We all know the feeling of being unplugged, and especially when people know we’re in a downtime reserved for repose and restoration. On a micro-scale, locking oneself in the bathroom to take a hot shower can be such a time. Both mind and body can close a door to the outside world. Many of us have experienced, I think, the flow of truly inspired ideas from this simple act of isolation. Or an a larger scale, we break from our daily routines to venture on a vacation away-from-home — jetting off to a tropical island in wintertime, or skiing in the summertime. We are people that take delight in jumping into opposites. There is something in our nature that finds rejuvenation in paradoxes. Perhaps that explains why we love the bittersweet love songs the best or delight in a childish gulp of peanut butter and jam.
Odd perhaps to think about, but Lent has a lot in common with vacations.
For 40 days we can break our routines. In fact we’re expected to do so. We’re expected to close an inner door and turn on the shower. We have permission to go on a restorative trip that realigns our being with the soothing balm of heaven’s warm trade winds and put the human winter of worry, concupiscence, and mistrust behind us. We can jump into Daddy’s arms and play in the sand. But it does require some effort.
Although I’ve never had the opportunity there is one getaway that has always drawn me in a most powerful way; and that is the thousand year old Camino of St. James, the pilgrim way across Europe ending in the Cathedral of Santiago de Compostela in northwestern Spain. Many of my family and friends have done it and come back renewed. Oh yes there is walking, and walking, and more walking — there is that kind of suffering and physical denial and yet, the journey was completely vacation-aly restorative for them.
With my pilgrim longing came a realization, something akin to the one I had in my teen years (that I don’t need to go far away to be a missionary, the very place I live is a mission land). I can take my vacation pilgrimage this Lent by breaking away from my routine, getting up earlier, or later, having a silent walk sprinkled with prayer, walking barefoot in the thawing spring muck and planting myself like a seed in the dirty unexpected, ready to shoot towards a new horizon of faith and trust in God, the Father of the unexpected. It is what Lent is designed for after all.
Lent is a great time for those of you still discerning your calling in life to enter into its walking mystery and allow this unique “vacation” to help you understand your vocation — a vocation vacation. Where better to think than here in the liturgical season of denial when you can close doors to the noise outside.
On his own pilgrimage to Spain, Pope John Paul II had this to say,
“Santiago de Compostela is a place that has рlауеd a very important role in the history of Christianity;and so, its spiritual message is in itself very eloquent. Throughout the centuries the рlасе has been a ‘point of attraction and convergence for Europe and for the whole of Christendom.’
In the world today there is a revival of the practice of going on pilgrimage, especially among the youth.
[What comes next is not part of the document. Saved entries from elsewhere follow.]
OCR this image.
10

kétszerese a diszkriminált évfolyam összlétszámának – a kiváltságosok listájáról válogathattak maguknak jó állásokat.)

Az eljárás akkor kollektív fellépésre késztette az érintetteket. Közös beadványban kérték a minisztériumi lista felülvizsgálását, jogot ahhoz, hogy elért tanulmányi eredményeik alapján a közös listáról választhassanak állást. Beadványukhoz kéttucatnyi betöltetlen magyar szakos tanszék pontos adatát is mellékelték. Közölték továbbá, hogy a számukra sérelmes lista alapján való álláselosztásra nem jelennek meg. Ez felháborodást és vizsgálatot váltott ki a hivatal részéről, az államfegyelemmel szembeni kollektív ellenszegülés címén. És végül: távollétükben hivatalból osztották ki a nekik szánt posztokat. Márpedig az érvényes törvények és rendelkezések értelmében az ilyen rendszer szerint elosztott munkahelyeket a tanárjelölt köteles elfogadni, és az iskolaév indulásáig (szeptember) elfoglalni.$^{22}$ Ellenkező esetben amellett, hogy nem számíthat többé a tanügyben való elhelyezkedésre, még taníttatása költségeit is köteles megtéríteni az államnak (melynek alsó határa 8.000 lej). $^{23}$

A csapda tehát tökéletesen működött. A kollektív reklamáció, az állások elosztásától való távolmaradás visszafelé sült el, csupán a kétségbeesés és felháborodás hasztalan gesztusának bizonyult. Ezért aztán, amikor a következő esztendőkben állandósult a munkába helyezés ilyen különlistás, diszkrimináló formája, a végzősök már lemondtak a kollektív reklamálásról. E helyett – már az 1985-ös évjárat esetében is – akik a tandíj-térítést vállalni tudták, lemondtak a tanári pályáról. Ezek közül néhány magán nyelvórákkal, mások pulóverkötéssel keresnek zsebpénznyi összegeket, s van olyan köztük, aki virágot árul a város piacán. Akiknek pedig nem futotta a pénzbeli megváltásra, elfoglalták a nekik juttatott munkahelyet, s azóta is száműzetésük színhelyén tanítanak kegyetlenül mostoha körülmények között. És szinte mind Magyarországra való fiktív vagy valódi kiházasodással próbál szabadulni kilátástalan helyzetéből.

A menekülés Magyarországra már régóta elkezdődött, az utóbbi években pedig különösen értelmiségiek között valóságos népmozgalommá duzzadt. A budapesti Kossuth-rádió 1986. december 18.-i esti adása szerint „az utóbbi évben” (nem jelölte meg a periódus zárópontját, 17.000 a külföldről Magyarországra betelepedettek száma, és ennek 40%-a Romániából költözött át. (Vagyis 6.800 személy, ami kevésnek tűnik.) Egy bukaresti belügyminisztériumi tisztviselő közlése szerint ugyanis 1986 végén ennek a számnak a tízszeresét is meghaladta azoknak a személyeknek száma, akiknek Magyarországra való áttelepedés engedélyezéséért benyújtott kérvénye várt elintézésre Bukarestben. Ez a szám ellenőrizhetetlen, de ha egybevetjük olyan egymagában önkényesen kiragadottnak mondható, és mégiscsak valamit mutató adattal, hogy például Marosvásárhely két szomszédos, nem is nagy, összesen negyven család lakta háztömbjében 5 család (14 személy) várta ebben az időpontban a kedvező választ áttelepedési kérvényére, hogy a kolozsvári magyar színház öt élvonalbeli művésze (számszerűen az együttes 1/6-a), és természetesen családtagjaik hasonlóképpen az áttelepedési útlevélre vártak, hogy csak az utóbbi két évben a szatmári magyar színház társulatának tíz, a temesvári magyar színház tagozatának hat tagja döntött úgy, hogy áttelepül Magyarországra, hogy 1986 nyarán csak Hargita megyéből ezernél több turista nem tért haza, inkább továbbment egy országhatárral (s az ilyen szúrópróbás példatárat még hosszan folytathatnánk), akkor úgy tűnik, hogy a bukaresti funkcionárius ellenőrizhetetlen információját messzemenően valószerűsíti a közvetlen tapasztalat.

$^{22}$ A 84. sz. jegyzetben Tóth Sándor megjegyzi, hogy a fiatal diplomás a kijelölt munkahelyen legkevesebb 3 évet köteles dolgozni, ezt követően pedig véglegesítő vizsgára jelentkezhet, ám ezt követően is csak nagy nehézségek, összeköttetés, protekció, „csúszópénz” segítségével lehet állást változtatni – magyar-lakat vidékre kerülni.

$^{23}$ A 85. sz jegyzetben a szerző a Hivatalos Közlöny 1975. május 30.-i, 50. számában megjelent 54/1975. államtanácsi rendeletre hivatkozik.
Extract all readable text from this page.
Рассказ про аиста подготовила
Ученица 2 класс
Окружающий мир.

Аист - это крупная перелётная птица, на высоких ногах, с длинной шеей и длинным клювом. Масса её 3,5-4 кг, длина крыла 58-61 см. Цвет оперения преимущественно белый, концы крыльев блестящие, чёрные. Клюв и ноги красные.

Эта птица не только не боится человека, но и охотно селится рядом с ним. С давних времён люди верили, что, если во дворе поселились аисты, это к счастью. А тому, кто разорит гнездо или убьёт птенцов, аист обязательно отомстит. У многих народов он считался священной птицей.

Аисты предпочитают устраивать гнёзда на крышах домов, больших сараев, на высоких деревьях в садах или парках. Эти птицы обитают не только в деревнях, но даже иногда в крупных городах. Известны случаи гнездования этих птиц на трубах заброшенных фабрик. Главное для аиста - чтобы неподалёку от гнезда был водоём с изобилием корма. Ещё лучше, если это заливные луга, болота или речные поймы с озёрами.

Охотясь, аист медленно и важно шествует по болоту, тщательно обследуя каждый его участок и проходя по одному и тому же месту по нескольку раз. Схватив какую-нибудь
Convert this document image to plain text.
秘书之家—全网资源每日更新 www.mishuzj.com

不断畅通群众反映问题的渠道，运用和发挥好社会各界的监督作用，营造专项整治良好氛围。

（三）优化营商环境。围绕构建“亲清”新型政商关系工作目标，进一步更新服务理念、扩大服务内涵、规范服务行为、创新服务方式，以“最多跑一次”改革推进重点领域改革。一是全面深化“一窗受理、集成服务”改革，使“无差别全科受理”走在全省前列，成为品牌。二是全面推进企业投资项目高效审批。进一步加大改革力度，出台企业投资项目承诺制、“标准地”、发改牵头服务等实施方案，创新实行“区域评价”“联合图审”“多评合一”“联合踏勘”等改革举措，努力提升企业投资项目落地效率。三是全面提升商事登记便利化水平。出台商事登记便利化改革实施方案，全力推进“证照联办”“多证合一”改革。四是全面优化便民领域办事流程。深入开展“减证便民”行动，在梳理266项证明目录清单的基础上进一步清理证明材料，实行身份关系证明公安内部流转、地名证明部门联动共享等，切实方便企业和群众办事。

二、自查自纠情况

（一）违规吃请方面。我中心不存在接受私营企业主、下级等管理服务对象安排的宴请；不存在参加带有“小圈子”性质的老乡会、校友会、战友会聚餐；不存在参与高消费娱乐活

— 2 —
Today, you are among those more inclined to experience a pilgrimage as a ‘way’ to interior renewal, to a deepening of faith, a strengthening of the sense of communion and solidarity with your brothers and sisters and as a help in discovering your personal vocation.”
If you’re a young man between the age of 18 and 30 and would like to “vacation” with us to discern your vocation, you can, for up to two week free of charge. And we will put you to work, in a good way. After all that is what true pilgrimage is all about.
Lent truly is a unique time. Don’t let it walk past. Make it your getaway vacation.